Intensity Irradiance Fluence Continuous & Pulsed	Adequate beam intensity distribution means sufficient energy transfer to a receiving device, for example. This can result in better signal transmission and data transfer speeds. Regular beam profiling can support these outcomes. The 2D beam profile to the left shows a Gaussian beam intensity profile where the intensity is greatest at the center, white, and decreases moving outward toward the outer circumference, blue. Profiles like this give relative information about the intensity distribution. For other beam shape profiles, see beam shape, below. The power applied at the beam waist divided by the spot size also gives information about the power intensity (for continuous beams). Note — For a continuous beam, the terms intensity, irradiance or power density are used: power divided by area, W/cm². For a pulsed beam, the term fluence or energy density are used: energy divided by area, J/cm². A pulse, repeating at the pulse frequency, will have peak irradiance and maximum pulse energy values reached during the pulse.
Beam Waist Spot Size Focus	At the focus, the beam diameter reaches a minimum, often referred to as the spot size or beam waist diameter. Focusing a beam to a smaller spot size will increase the density in that spot and vice versa. It is important to apply the optimal amount of power or energy at the specified spot size. Too large or too small will affect the desired melt location, and may lead to some of the defects mentioned previously. Some common spot size values in telecommunications vary from ~<1 - 10 µm.

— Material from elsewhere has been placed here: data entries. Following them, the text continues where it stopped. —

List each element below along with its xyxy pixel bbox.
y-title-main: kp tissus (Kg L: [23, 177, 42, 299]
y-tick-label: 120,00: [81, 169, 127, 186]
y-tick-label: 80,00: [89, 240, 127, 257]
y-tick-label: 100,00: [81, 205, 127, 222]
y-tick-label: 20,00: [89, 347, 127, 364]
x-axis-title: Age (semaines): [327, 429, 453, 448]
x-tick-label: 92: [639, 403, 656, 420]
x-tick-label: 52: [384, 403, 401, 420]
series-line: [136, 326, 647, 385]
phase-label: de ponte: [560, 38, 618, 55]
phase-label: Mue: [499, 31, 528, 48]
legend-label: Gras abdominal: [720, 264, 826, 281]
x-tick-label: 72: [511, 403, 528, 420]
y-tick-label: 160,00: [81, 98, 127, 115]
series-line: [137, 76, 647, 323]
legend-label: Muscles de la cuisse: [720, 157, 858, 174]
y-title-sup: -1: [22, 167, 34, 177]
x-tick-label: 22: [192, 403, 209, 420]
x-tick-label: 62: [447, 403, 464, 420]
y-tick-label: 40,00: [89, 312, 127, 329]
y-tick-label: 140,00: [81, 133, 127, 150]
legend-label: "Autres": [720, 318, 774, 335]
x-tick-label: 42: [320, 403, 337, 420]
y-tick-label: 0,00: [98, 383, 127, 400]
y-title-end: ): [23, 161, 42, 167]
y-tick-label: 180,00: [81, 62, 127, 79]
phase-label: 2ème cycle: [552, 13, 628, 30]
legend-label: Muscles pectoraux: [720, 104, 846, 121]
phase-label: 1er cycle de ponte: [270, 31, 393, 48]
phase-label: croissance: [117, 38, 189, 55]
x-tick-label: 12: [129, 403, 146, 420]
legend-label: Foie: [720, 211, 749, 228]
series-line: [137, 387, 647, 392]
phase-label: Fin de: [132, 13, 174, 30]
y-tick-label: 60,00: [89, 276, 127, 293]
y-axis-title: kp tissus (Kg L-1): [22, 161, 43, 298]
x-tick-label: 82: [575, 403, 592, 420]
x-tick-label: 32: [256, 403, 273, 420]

Focal Plane Focal Distance	The focal plane of a non-collimated laser beam is generally where the beam is focused to its smallest spot size. The focal distance is the distance from the focusing lens along the axis of propagation to the focal plane and can vary depending on the presence of other optics: the laser source, focusing optics and possible beam shaping devices. The focal plane, in many cases, lines up exactly with the material surface or working plane, but may be offset for certain applications, examples below: Fiber coupling — focus on fiber core Free-space optical — focus on receiver aperture/photodiode surface
Beam Shape	Common shapes: Gaussian (intensity or fluence steadily decrease moving radially outward from beam center) — common shape for targeted melt spot Ring or donut (see image to left) — mode-division multiplexing & advanced optical communications Bessel beams — non-diffracting transmission in specialized photonic systems Beam profilers provide a quick and effective means to quantify the relative intensity distribution of a beam to verify beam shape.

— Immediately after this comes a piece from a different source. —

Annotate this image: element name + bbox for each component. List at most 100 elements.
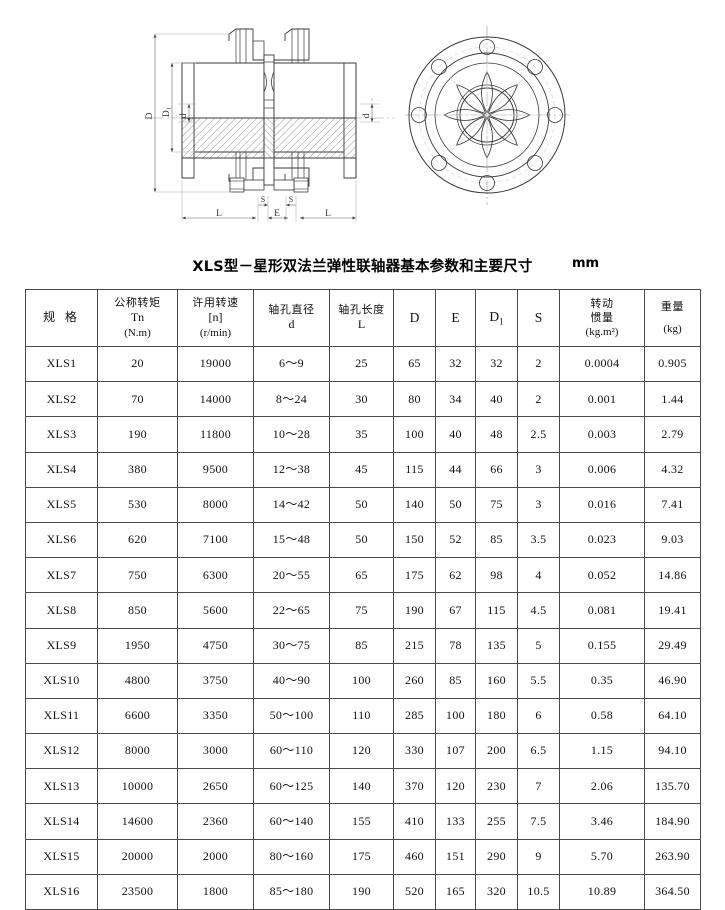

Beam Propagation	Beam propagation is the behavior of a laser beam propagating through free space and is described by M² (beam quality), divergence and pointing. M² characterizes how close a power intensity profile is to a “Gaussian” beam, or standard bell shape, and can give a sense of how focused the beam is. Laser cutting is an example where a more focused beam is important, so lower M² values are desirable. M² = 1: Perfect Gaussian Beam M² near 1 (low M² values): Beams can be focused to small spot sizes and can also achieve better collimation M² > 1: Beams don’t focus as tightly, less Gaussian behavior Divergence describes the angle the beam diverges outward from the beam waist into the far field, much beyond the Rayleigh length. In contrast, divergence near zero is a way to confirm a beam is collimated, for example before being focused. This helps to ensure that once the beam is focused, it will be at the correct spot size and location. Pointing is the angle of laser beam propagation with respect to the optical axis. A pointing value of zero means it is perfectly aligned with the optical axis. It characterizes how much a laser stays on center as it gets farther from the laser source, including accuracy and precision. Pointing measurements support better beam alignment, important in satellite communication, where small misalignments can be magnified over long distances. Misalignment can be caused by environmental fluctuations like turbulence or temperature changes, problems in the laser system of high power lasers, or due to attenuation and time.